# Where's the custom title option?



## User16625 (2 Aug 2018)

https://www.cyclechat.net/threads/how-do-i-customise-my-user-title-under-my-avatar.91049/

It doesn't appear there for me. I noticed that's an old thread. Has the option since been removed? I noticed many users have custom titles still so is there any criteria I would need to meet or something?


----------



## ColinJ (2 Aug 2018)

It is still there for me.


----------



## raleighnut (2 Aug 2018)

Me too, on the 'profile page' just under the avatar picture.


----------



## Katherine (2 Aug 2018)

RideLikeTheStig said:


> https://www.cyclechat.net/threads/how-do-i-customise-my-user-title-under-my-avatar.91049/
> 
> It doesn't appear there for me. I noticed that's an old thread. Has the option since been removed? I noticed many users have custom titles still so is there any criteria I would need to meet or something?


Someone will find out for you. (not me - I'm on holiday, so only on my phone.)


----------



## SpokeyDokey (2 Aug 2018)

I've just accessed it via Mods Admin and have inserted 'Test' in - so it is still working.


----------



## classic33 (2 Aug 2018)

Account, Personal Details, and put it in there.


----------



## User16625 (3 Aug 2018)

raleighnut said:


> Me too, on the 'profile page' just under the avatar picture.





SpokeyDokey said:


> I've just accessed it via Mods Admin and have inserted 'Test' in - so it is still working.

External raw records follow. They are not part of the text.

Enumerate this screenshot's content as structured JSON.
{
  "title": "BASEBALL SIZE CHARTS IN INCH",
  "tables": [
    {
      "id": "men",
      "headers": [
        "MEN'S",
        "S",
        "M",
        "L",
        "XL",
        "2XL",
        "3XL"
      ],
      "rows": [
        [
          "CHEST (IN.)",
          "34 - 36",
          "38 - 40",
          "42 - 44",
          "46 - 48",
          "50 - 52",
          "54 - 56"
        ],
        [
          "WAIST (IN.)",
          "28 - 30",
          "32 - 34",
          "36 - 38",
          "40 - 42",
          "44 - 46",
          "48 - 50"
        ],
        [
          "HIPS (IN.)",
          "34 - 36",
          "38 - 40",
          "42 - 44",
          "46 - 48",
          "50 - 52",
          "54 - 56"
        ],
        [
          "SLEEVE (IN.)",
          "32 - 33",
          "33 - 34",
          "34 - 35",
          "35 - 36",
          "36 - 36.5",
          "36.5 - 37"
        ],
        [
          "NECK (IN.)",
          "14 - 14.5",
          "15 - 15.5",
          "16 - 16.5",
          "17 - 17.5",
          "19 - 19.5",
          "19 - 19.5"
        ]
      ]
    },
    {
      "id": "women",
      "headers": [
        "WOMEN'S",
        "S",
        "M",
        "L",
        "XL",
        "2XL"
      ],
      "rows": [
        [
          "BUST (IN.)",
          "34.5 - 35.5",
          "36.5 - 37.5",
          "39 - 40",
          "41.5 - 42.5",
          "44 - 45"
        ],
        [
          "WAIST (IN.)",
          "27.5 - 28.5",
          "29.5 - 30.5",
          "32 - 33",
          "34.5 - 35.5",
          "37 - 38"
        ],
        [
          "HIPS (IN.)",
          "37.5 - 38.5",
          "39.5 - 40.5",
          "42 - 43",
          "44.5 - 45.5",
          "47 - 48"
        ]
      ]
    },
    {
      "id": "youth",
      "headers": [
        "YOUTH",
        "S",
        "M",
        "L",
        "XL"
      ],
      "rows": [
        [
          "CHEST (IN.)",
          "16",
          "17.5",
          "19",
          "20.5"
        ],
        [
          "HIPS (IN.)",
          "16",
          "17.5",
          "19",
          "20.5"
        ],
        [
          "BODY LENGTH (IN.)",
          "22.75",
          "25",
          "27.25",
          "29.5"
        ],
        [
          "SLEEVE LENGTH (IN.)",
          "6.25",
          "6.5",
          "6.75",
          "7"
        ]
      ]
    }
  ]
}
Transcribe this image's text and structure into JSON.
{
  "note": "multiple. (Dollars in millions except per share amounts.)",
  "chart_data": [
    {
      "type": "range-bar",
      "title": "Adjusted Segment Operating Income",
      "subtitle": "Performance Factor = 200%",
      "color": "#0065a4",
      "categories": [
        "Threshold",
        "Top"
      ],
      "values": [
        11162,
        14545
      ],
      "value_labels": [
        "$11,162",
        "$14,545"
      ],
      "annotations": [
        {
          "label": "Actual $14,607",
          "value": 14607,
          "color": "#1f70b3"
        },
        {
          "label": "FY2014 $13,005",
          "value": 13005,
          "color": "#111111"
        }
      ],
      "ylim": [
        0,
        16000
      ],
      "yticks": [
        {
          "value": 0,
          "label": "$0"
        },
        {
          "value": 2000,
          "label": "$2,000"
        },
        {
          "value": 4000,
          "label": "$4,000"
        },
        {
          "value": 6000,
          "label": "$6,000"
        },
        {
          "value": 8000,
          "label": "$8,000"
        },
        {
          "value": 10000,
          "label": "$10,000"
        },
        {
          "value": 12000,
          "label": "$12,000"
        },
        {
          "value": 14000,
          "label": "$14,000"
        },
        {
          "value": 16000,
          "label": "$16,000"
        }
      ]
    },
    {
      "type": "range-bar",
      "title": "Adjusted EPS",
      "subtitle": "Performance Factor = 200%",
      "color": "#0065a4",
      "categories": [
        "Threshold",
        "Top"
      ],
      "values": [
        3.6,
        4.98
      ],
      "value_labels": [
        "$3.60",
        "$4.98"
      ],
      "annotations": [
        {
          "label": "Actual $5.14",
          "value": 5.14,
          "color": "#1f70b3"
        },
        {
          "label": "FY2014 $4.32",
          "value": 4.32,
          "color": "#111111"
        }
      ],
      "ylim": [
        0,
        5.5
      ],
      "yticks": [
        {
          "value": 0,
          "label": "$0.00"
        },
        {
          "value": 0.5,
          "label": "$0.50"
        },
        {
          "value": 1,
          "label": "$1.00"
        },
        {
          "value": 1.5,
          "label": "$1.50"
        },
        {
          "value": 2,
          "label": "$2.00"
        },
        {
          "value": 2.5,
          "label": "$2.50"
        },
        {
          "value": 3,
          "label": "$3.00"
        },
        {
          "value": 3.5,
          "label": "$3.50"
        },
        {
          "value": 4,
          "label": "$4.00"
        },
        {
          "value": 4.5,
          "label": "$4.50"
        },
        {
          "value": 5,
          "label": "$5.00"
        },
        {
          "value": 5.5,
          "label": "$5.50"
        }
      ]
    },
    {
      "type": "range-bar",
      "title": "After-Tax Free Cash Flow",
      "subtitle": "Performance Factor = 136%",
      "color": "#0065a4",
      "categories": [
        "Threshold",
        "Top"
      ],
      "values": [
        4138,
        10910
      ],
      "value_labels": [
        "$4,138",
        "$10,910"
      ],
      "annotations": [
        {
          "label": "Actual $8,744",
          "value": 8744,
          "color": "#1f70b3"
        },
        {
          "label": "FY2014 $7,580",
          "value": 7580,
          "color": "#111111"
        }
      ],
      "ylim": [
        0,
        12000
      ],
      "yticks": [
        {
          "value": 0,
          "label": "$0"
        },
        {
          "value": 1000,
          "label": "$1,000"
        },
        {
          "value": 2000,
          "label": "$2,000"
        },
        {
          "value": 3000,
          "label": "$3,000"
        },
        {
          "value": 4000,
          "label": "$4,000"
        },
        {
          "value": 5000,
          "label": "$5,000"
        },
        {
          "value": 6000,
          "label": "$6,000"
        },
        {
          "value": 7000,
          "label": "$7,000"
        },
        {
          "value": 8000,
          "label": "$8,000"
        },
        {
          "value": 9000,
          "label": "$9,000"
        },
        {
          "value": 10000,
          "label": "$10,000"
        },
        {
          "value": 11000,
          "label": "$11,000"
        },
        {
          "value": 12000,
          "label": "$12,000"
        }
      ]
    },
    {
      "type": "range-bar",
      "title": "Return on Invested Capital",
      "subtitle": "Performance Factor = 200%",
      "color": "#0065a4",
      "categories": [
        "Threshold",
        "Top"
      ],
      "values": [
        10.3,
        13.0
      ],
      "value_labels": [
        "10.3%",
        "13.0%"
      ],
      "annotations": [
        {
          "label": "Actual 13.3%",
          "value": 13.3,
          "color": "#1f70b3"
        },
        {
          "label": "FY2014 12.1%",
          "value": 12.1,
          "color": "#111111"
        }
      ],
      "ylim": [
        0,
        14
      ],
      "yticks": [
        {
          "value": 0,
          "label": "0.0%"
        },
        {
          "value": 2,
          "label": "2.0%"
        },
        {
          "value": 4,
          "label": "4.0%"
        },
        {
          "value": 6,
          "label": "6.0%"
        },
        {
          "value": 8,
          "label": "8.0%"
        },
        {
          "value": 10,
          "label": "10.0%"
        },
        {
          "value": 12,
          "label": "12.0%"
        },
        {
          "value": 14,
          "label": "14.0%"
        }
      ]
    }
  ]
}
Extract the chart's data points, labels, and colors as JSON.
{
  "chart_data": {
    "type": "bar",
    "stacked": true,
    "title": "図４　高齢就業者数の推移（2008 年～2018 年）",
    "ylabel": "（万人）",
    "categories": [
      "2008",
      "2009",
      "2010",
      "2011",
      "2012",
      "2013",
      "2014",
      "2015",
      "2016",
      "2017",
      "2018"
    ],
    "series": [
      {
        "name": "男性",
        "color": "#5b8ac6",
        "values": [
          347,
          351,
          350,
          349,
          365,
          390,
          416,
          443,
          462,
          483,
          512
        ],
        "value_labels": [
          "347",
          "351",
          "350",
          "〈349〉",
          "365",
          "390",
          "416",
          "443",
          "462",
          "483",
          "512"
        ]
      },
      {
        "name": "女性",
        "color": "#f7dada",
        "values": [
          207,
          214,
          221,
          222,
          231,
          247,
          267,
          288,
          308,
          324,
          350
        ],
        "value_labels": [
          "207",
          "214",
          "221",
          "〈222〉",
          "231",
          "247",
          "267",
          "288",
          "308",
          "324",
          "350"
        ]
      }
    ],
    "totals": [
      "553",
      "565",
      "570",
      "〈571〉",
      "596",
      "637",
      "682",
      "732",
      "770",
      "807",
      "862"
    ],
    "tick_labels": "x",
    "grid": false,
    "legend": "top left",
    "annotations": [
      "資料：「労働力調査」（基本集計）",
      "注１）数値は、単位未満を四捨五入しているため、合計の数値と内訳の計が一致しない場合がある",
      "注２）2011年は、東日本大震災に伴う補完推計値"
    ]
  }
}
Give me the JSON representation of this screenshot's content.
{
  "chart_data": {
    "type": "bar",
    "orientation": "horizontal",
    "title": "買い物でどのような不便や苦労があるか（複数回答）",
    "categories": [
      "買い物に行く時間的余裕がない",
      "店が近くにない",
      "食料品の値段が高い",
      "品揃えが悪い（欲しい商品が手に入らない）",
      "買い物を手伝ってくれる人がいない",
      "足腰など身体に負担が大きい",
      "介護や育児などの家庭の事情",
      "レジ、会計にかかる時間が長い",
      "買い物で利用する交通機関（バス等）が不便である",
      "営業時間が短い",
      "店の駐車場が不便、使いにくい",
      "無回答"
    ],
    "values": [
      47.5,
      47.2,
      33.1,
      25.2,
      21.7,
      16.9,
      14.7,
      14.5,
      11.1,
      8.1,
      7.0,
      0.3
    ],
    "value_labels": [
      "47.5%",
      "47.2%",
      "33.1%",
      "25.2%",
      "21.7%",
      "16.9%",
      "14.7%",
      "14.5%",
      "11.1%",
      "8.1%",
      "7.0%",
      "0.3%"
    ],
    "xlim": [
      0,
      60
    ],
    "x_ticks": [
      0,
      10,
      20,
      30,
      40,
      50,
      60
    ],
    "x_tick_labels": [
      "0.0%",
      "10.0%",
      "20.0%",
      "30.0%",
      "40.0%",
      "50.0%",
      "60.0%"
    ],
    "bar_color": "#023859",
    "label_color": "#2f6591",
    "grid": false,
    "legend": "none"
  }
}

This is what I get. I'm guessing the option is supposed to appear between the Avatar option and the Gender option. I also searched for the word "test". It did not find the word in the personal details page.


----------



## raleighnut (3 Aug 2018)

RideLikeTheStig said:


> This is what I get. I'm guessing the option is supposed to appear between the Avatar option and the Gender option. I also searched for the word "test". It did not find the word in the personal details page.


Yep that's where it's supposed to be.


----------



## jefmcg (3 Aug 2018)

RideLikeTheStig said:


> This is what I get. I'm guessing the option is supposed to appear between the Avatar option and the Gender option. I also searched for the word "test". It did not find the word in the personal details page.


Do you also not have the upload a file option when posting? If so, it looks like your account is restricted in some way.


----------



## User16625 (4 Aug 2018)

jefmcg said:


> Do you also not have the upload a file option when posting? If so, it looks like your account is restricted in some way.
> 
> View attachment 422310



Did not know there was such a thing. Now that you mentioned it, yes I do have it, next to the post reply one. Ironic I never noticed that sitting there like a speed limit sign.


----------



## SpokeyDokey (4 Aug 2018)

PM sent to @RideLikeTheStig .


----------